AMBASADA FEDERAŢIEI RUSE ÎN ROMÂNIA
“30” mai 2009
STATEMENT BY PRIME MINISTER VLADIMIR PUTIN
On June 7, 2009 Ukraine is due to make another payment for Russian natural gas, which is being supplied for domestic consumption and for underground depots. Talks indicate that Ukraine may find it difficult to meet this financial commitment. This is increasing the risk of new setbacks in the transit of Russian gas to European consumers.
Looking for a way out of the predicament, Ukrainian Prime Minister Yulia Tymoshenko suggested that Russia make a five to seven year advance payment of about five billion dollars for the transit of gas to Europe. Ukrainians have to pay about that much for Russian gas supplies.

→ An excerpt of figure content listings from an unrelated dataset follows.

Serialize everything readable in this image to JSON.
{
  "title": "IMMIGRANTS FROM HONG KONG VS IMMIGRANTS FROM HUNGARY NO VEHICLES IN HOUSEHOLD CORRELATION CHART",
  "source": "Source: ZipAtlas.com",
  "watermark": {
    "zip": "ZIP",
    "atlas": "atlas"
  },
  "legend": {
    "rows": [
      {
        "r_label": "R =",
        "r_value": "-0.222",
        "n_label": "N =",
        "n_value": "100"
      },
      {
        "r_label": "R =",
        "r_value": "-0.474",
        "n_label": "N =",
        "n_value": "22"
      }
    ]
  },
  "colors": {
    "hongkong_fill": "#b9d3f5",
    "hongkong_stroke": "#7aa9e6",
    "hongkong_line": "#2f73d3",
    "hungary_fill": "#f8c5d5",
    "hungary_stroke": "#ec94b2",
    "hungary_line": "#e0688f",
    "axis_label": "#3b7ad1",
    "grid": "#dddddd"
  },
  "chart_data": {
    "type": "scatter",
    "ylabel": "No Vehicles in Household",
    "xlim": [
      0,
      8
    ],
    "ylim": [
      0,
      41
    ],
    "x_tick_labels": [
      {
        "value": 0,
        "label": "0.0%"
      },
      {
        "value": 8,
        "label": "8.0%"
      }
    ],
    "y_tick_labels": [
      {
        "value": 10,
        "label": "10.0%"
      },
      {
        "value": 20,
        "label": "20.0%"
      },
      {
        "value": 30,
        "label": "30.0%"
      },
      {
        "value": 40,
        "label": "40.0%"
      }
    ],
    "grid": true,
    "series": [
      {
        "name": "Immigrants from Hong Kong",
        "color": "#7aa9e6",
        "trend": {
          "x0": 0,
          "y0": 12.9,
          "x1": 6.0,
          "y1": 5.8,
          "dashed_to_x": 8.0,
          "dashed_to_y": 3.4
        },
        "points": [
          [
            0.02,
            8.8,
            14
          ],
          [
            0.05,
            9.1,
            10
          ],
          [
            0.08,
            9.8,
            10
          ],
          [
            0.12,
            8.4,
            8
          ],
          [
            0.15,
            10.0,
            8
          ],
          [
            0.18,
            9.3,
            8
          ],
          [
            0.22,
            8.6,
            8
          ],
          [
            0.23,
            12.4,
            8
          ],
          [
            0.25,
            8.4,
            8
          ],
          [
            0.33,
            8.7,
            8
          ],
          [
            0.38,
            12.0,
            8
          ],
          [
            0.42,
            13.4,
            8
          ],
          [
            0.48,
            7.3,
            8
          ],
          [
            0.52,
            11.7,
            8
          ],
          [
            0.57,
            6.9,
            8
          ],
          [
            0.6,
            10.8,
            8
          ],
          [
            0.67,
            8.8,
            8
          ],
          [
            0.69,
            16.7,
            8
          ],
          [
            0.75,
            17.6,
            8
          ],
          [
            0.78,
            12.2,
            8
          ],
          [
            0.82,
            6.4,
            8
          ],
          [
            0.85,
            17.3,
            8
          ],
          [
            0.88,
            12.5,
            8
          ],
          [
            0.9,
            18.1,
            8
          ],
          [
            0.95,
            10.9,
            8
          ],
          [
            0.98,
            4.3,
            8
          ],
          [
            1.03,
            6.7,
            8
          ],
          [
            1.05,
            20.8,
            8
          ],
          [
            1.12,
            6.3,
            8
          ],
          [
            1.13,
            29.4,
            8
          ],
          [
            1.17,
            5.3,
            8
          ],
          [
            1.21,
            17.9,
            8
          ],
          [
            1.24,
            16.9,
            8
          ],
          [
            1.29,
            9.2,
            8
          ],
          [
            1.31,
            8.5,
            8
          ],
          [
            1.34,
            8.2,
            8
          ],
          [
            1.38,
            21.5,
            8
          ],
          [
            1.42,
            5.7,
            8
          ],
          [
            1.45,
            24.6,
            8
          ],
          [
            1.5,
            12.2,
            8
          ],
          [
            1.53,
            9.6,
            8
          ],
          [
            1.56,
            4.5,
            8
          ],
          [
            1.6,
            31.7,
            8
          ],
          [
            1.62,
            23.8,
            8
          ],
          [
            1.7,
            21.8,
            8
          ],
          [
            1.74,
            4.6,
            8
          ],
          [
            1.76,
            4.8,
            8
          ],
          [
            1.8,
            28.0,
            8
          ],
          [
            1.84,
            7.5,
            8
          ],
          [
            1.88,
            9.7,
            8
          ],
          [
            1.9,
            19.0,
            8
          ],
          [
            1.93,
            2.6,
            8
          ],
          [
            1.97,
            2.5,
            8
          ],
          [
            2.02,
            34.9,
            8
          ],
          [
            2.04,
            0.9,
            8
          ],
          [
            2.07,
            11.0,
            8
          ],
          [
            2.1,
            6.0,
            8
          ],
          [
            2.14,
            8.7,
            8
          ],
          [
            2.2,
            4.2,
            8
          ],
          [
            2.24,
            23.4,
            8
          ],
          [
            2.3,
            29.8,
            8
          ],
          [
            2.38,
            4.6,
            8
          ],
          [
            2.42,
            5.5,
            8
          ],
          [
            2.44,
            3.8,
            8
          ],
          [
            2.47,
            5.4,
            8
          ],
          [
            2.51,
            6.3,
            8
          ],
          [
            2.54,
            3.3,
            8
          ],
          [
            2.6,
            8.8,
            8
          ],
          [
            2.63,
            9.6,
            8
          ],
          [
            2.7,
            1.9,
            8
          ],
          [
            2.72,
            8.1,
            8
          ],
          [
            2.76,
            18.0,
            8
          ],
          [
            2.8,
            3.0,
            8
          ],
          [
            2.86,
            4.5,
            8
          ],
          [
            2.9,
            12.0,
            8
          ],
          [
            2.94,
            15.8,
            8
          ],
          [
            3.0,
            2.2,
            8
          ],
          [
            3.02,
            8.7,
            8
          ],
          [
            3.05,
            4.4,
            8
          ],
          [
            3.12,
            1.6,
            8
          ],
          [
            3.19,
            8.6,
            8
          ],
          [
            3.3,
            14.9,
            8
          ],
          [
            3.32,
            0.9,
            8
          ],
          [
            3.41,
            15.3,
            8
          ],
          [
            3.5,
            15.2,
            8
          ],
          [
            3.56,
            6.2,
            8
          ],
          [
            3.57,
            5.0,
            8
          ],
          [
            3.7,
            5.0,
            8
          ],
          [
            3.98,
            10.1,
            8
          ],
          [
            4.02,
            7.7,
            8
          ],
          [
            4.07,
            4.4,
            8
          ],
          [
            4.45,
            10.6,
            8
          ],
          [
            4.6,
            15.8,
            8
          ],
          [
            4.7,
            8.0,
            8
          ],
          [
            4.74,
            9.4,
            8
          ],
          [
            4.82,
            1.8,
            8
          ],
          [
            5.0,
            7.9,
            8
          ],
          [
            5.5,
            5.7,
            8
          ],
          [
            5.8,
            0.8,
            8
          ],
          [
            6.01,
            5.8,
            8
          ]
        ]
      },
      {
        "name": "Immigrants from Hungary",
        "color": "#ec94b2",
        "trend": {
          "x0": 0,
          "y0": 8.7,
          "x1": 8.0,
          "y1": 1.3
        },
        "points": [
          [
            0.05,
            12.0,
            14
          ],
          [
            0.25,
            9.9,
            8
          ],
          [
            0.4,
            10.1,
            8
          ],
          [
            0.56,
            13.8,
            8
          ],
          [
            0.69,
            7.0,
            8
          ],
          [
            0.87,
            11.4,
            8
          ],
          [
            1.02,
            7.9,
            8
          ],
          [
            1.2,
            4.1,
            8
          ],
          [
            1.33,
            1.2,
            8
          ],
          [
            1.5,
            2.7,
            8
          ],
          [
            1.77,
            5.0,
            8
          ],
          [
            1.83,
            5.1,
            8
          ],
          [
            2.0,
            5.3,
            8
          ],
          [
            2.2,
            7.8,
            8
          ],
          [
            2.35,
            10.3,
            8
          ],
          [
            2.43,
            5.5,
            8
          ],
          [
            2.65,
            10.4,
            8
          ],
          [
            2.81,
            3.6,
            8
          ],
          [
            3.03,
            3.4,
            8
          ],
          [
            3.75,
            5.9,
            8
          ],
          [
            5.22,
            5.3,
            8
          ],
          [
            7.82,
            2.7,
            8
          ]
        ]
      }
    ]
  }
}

Implementation of this proposal seems unlikely for at least three reasons.
First, Ukrainian President Viktor Yushchenko recently referred to this option as illegal.
Second, the joint EU-Ukrainian declaration on upgrading the Ukrainian gas transport network, signed on March 23, 2009 in Brussels, provides for a considerable change in the organisation of the Ukrainian gas complex. In other words, we do not know for certain with whom Gazprom will execute gas supply contracts for Ukraine and for the securing of transit to European consumers.
Third, the global crisis, along with a drop in gas prices and sales will make it difficult to stockpile five billion dollars.
Since Ukraine has voiced doubts in its ability to make the payments for natural gas, we have informed our partners of a potential problem, resorting to the early warning mechanism set up between Russia and the European Union (EU) on potential energy system setbacks. I sent messages to the EU leaders --President of the European Commission José Manuel Barroso, President of the Czech Republic Vaclav Klaus, and Swedish Prime Minister Fredrik Reinfeldt. I also discussed gas supplies via Ukraine, including ways of resolving the problem in a telephone conversation with Mr Barroso today.
Judging by the reaction of these European leaders, the EU is unable to render the required financial aid to Ukraine. They made references to the acute economic crisis and the EU's internal rules and procedures.
Having warned our European partners about the threat to Europe's energy security, we have declared our willingness to shoulder part of the responsibility of the financial burden in resolving the problem. However, I would like to emphasize that Russia does not intend to subsidize the Ukrainian economy single-handedly. We are hoping that the EU will hear our concerns and discuss them very seriously at its forthcoming meeting on June 18-19.
I would also like to make one more remark about the world community's concerted effort to counter the crisis. On May 27, I sent a letter to IMF Managing Director Dominique Strauss-Kahn, reaffirming Russia's readiness to invest up to $10 billion in its bonds. These additional resources will expand the fund's potential to deal with the crisis.
At the same time, we are convinced that the funds allocated by Russia should be used primarily to help our CIS neighbours, in particular, to help Ukraine resolve its energy problem. We are grateful to Mr Strauss-Kahn for his initial constructive response.
The Ukrainian Government has been informed about the essence of our proposals to the IMF and our European partners.
To conclude, I would like to emphasize once again that the impending problem of Ukrainian transit is very serious and concerns not only Russia and Ukraine. It concerns an overwhelming majority of European countries, and should be resolved with a common effort, and with full understanding of the responsibility involved. I hope that this sober and pragmatic logic will gain an upper hand.